Vermont Pension Investment Committee

Eric Henry, the CFO of the Vermont Pension Investment Commission (VPIC) joined the House Appropriations Committee on Tuesday. He highlighted that it's important for them to be separate from the Treasurer's office to provide more transparency.

VPIC is currently comprised of three employees: one is exempt, two are not. They want to make the other two exempt also because they are at "significant risk" of loosing employees.   Classification system doesn’t work for these specialized positions because pay is noncompetitive with the private sector for similar skill sets. They would also like to add a fourth position as a classified employee as an admin person.      

The Governor has three exempt positions in his budget, they asked for a the fourth but it was taken out. To bring their staff up to 50% salary parity with their peer group would cost $350,000 over five years.

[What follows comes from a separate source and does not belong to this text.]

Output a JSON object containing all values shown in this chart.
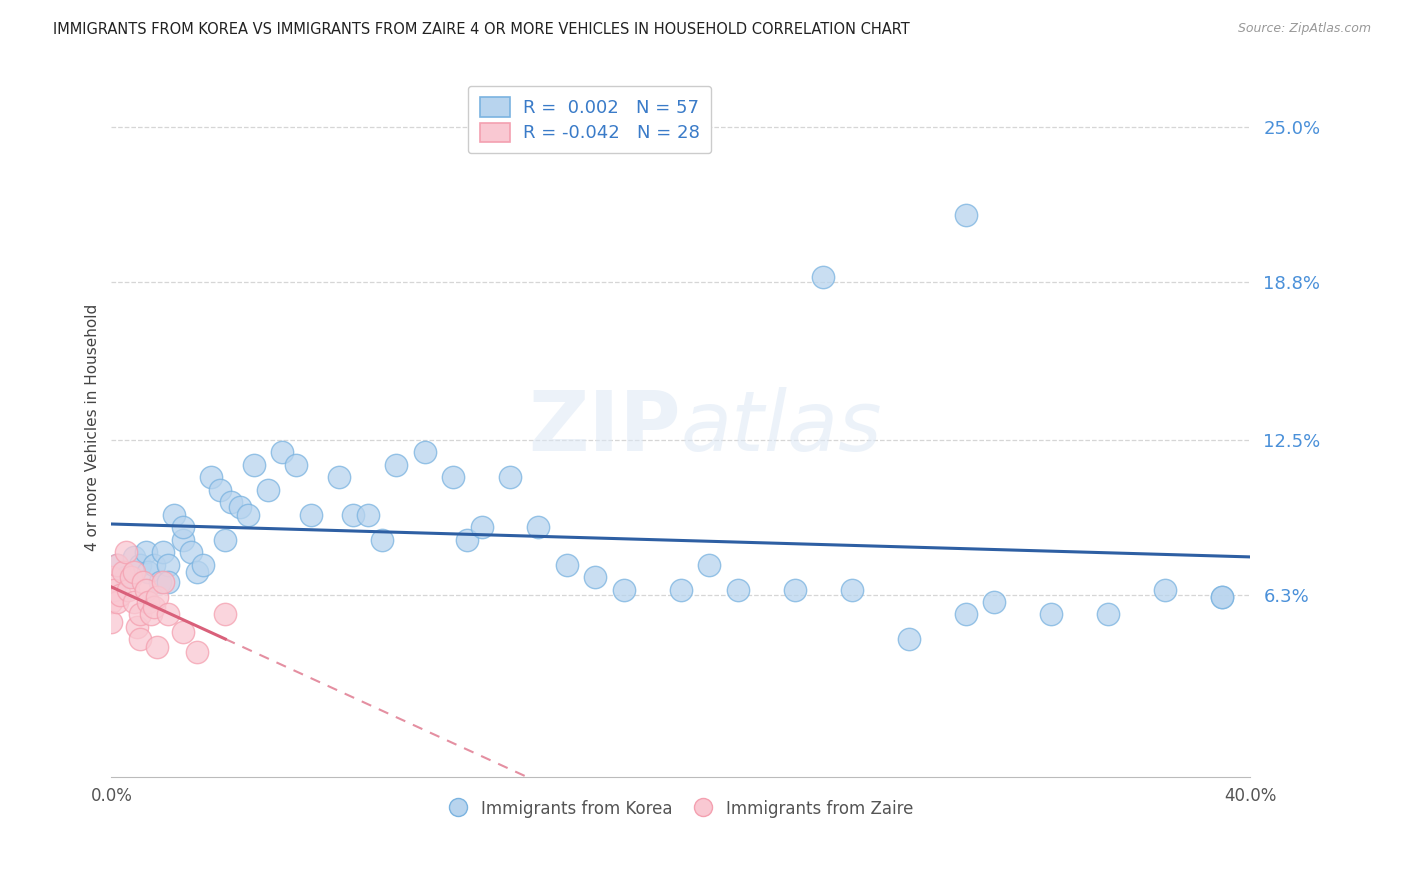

There were questions from the Committee about the currently projected 7% rate of return (actual returns were negative last year). Henry warned that current legislation may impact that projected return amount and would create a shift in what VPIC does. They have significant concerns with Senate bill on divestiture. Lowering the expected rate of return to just 6.5% will cost $50M per year. Divestment would prevent VPIC from investing private equity funds, which is one of the ways they have been able to maintain that relatively high ROI.

Another bill was introduced to raise the CPI for teachers, which would also have an impact. Cost of Living adjustments have a significant impact if the actuaries don’t predict inflation rate correctly.